Палитра Баха была проста: с одной стороны – немудреные фольклорные фабулы, с другой – знакомые люди. Удо Гримм оборачивался жадным великаном, королем-чревоугодником или хвастливым ландграфом; старуха Тильда – вредной ведьмой или бранчливой пряхой; юная Клара – то прекрасной королевной, то добродетельной падчерицей; бирюк Бёлль-с-Усами – сапожником, башмачником, егерем и форейтором, непременно злым и недалеким; пройдоха Гаусс – хитрым пастухом; Арбузная Эми – сварливой женою. С Гофмана были списаны горбуны и карлики, бесовские человечки, а также черти и горные духи. Разбойники, лиходеи и коварные предатели неизменно были трех мастей: либо развязные наглецы, поросшие рыжей щетиной, с быстрыми и хищными глазами, либо подростки с кадыкастыми шеями и ублюдочными лицами, либо мужики с калмыцкими скулами и окладистыми черными бородами. А сам Бах? Честный и преданный слуга, рискующий жизнью ради хозяина или возлюбленной, – вот кем являлся Бах в своих историях.

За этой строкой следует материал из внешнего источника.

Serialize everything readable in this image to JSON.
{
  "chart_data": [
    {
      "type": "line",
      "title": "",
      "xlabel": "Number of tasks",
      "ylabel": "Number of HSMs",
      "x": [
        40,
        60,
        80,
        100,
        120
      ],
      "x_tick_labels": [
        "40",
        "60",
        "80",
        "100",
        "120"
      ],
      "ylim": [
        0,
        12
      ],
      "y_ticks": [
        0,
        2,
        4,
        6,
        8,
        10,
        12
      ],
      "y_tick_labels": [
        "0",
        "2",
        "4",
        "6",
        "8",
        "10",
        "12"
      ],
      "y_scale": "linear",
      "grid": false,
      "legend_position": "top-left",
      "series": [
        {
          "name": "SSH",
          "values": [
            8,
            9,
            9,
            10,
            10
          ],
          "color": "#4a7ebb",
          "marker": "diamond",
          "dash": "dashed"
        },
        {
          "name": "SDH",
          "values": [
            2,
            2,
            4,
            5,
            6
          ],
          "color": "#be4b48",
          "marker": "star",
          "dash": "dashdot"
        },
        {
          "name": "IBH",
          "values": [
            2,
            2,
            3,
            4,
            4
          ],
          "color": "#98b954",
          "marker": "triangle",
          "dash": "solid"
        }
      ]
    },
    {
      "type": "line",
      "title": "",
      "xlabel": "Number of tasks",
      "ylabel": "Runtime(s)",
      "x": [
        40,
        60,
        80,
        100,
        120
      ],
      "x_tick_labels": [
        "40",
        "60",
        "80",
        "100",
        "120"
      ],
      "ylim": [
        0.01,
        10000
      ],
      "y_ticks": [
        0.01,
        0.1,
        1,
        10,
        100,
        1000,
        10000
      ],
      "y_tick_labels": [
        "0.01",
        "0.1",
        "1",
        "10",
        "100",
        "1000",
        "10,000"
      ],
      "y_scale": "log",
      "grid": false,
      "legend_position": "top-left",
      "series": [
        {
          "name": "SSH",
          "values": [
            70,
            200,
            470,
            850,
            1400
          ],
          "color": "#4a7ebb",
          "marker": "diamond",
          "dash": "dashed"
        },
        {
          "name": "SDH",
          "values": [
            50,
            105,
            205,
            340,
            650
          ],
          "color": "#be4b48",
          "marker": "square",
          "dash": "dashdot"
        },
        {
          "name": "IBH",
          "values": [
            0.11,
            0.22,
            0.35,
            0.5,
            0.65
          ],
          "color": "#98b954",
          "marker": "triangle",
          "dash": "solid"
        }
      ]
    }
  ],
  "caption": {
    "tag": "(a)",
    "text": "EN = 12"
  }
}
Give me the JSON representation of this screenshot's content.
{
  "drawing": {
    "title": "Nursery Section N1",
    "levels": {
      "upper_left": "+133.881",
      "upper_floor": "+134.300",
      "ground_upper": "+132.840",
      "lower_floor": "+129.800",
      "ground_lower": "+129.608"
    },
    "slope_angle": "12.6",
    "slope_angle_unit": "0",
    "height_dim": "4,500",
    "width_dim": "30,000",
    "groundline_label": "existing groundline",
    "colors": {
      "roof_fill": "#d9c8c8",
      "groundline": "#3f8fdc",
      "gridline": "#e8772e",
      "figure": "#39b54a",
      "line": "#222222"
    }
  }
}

Он проживал эти истории, как жизни, – одну за другой, забывая о дневных заботах. Его сердце, утомленное беспрестанными страхами о девочке, по ночам переставало бояться: не страшилось ни королей, ни чертей, ни злодеев. Не будь этих ночей, оно поизносилось бы в страхе, как изнашивается от долгой носки даже самый крепкий башмак. День дарил Баху настоящую жизнь, а вместе с нею – боль и страх; ночь – давала силы, чтобы пережить день.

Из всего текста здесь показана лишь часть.